One of the victims of the Mangalore mid-air plane collision lost his son in a plane crash 15 years ago.
It also emerged on Thursday that Chris Gobel, described as an aviation "legend", was planning to retire later this year.
The 79-year-old was among four people who died on Wednesday when two light planes collided at Mangalore in regional Victoria.
Gobel and his wife Wilma lost son Anthony, 35, in a light plane crash in NSW in 2005.
Bendigo Flying Club Chief Flying Instructor Linda Beilharz said the family was intricately involved with aviation.
"It took quite a bit of time to recover from that tragedy and this now just seems a repetition of it for Wilma," Ms Beilharz told AAP.

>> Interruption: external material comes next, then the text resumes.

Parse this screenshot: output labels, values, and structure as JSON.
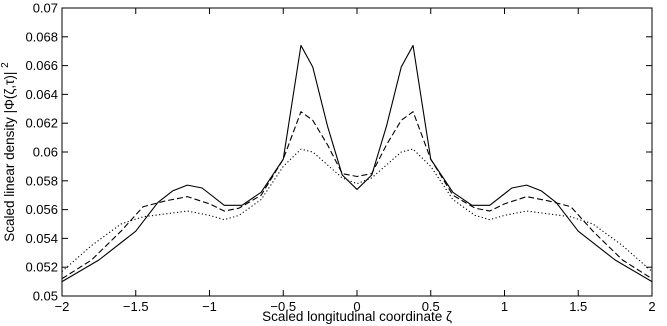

"It doesn't make sense, it's not fair."
Gobel died alongside a 27-year-old Melbourne West woman when their plane collided with another soon after they took off from Mangalore Airport around 11.30am on Wednesday.
Ido Segev, 30, and Peter Phillips, 47, were in the second plane and also died in the crash after flying from Tyabb.
The two training flights collided mid-air near Mangalore Airport and authorities found the planes a few kilometres from each other, with the bodies of the victims inside.
The Bendigo Flying Club on Thursday paid tribute to Mr Gobel, who ran Bendigo Aviation Services.
"Chris Gobel, a key aviation figure in Bendigo, was in one of the aircraft in his role as pilot examiner for Moorabbin Aviation Services," a Facebook post said.
With the Bendigo Flying Club supporting Wilma and youngest son Martin, Ms Beilharz said the nature of an accident that "doesn't seem to be easily explained" has challenged the whole community.
Peninsula Aero Club president Jack Vevers also paid tribute to Mr Gobel.
"Chris is a legend in aviation. His loss is just immense," he said of the Bendigo native.
He also remembered Mr Phillips, who was the lead instructor at Peninsula Aero Club after a career as a pilot and having grown up at the club.
"He was a very talented man, a fantastic teacher and well-loved by all of us," Mr Vevers said.
"He has left behind a young family."
Mr Phillips was in a privately-owned Beechcraft Travel Air D95A, operated by the Peninsula Aero Club at Tyabb, with Mr Segev.
The pair were qualified instructors on a training flight, Mr Vevers said.
Mr Segev had been connected to the Peninsula Aero Club for years and Mr Vevers said he was a "wonderful person" with proven skill.
"Ido (was) another highly-talented guy, world champion in flying radio control aircraft and drones. Also a flying instructor himself, aerobatic pilot, a display pilot for air shows," Mr Vevers said.
The Peninsula Aero Club has suspended all flights to allow pilots grieve.
The Israeli Foreign Ministry said in a statement to local media that among the dead was an Israeli national.
The Civil Aviation Safety Authority said the other plane was a Piper Seminole twin-engine registered to Moorabbin Aviation Services, also on a training flight.
Mitchell Local Area Commander Inspector Peter Koger said witnesses saw the planes collide and one aircraft coming down.
CASA and the Australian Transport Safety Bureau are investigating.
ATSB investigators from Melbourne, Canberra and Brisbane will look at the wreckage and surrounding area.